By silicon.com, 1 October 2004 16:10
NEWS 01.10.1999: An international group of technology lawyers is meeting tomorrow in London to discuss the potential legal fall-out from Y2K.
Dubbed 'Lex Millenniale', the group consists of lawyers from 16 countries who will share information on Y2K litigation matters and make referrals if necessary.
Topics for discussion include Y2K insurance coverage, millennium bug software escrow, and the impact of Y2K on corporate and securities law.
01.10.2004: Well there wasn't much fall-out in the end because we're all still alive and the world didn't actually end at midnight on 31 December 1999 (or 31 December 2000 if you were one of those who knew we'd calculated the millennial clock incorrectly).
The 'Lex Millenniale' appears to have been nothing more than another one of the many talking shops in the build up to Y2K which managed to convince everyone that planes would be falling out of the sky, and that power cut-outs and all manner of other disasters because of the so-called millennium bug would mean many computers would not recognise the year 2000 and so cease to work.

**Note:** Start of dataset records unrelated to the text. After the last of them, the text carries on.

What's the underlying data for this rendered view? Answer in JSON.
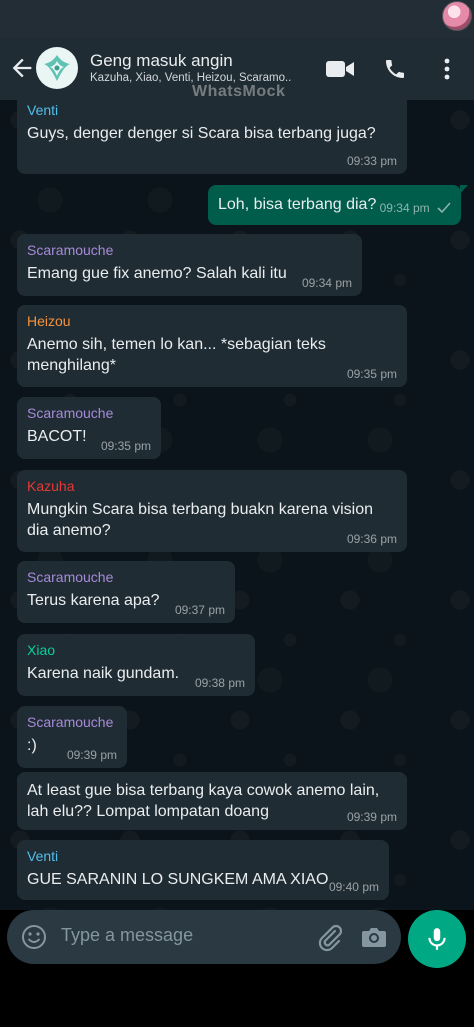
{
  "header": {
    "group_name": "Geng masuk angin",
    "members": "Kazuha, Xiao, Venti, Heizou, Scaramo..",
    "watermark": "WhatsMock"
  },
  "icons": {
    "back": "arrow-left-icon",
    "video": "video-call-icon",
    "phone": "phone-icon",
    "menu": "more-vert-icon",
    "emoji": "emoji-icon",
    "attach": "paperclip-icon",
    "camera": "camera-icon",
    "mic": "mic-icon"
  },
  "colors": {
    "header_bg": "#202c33",
    "incoming_bubble": "#202c33",
    "outgoing_bubble": "#005c4b",
    "accent": "#00a884"
  },
  "messages": [
    {
      "sender": "Venti",
      "sender_color": "#53bdeb",
      "text": "Guys, denger denger si Scara bisa terbang juga?",
      "time": "09:33 pm"
    },
    {
      "outgoing": true,
      "text": "Loh, bisa terbang dia?",
      "time": "09:34 pm"
    },
    {
      "sender": "Scaramouche",
      "sender_color": "#a78bda",
      "text": "Emang gue fix anemo? Salah kali itu",
      "time": "09:34 pm"
    },
    {
      "sender": "Heizou",
      "sender_color": "#f7923b",
      "text": "Anemo sih, temen lo kan... *sebagian teks menghilang*",
      "time": "09:35 pm"
    },
    {
      "sender": "Scaramouche",
      "sender_color": "#a78bda",
      "text": "BACOT!",
      "time": "09:35 pm"
    },
    {
      "sender": "Kazuha",
      "sender_color": "#e53935",
      "text": "Mungkin Scara bisa terbang buakn karena vision dia anemo?",
      "time": "09:36 pm"
    },
    {
      "sender": "Scaramouche",
      "sender_color": "#a78bda",
      "text": "Terus karena apa?",
      "time": "09:37 pm"
    },
    {
      "sender": "Xiao",
      "sender_color": "#06cf9c",
      "text": "Karena naik gundam.",
      "time": "09:38 pm"
    },
    {
      "sender": "Scaramouche",
      "sender_color": "#a78bda",
      "text": ":)",
      "time": "09:39 pm"
    },
    {
      "text": "At least gue bisa terbang kaya cowok anemo lain, lah elu?? Lompat lompatan doang",
      "time": "09:39 pm"
    },
    {
      "sender": "Venti",
      "sender_color": "#53bdeb",
      "text": "GUE SARANIN LO SUNGKEM AMA XIAO",
      "time": "09:40 pm"
    }
  ],
  "composer": {
    "placeholder": "Type a message"
  }
}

Of course nothing much did actually happen, apart from people and businesses questioning why they'd been scared into spending so much money on fixing the Y2K bug. Others still argue that it was because of all the money spent that nothing bad did happen in the end.
Whatever the real answer, all it did was damage the credibility of the IT industry and increase cynicism and scepticism in the future claims of IT vendors – at least until the dot-com boom.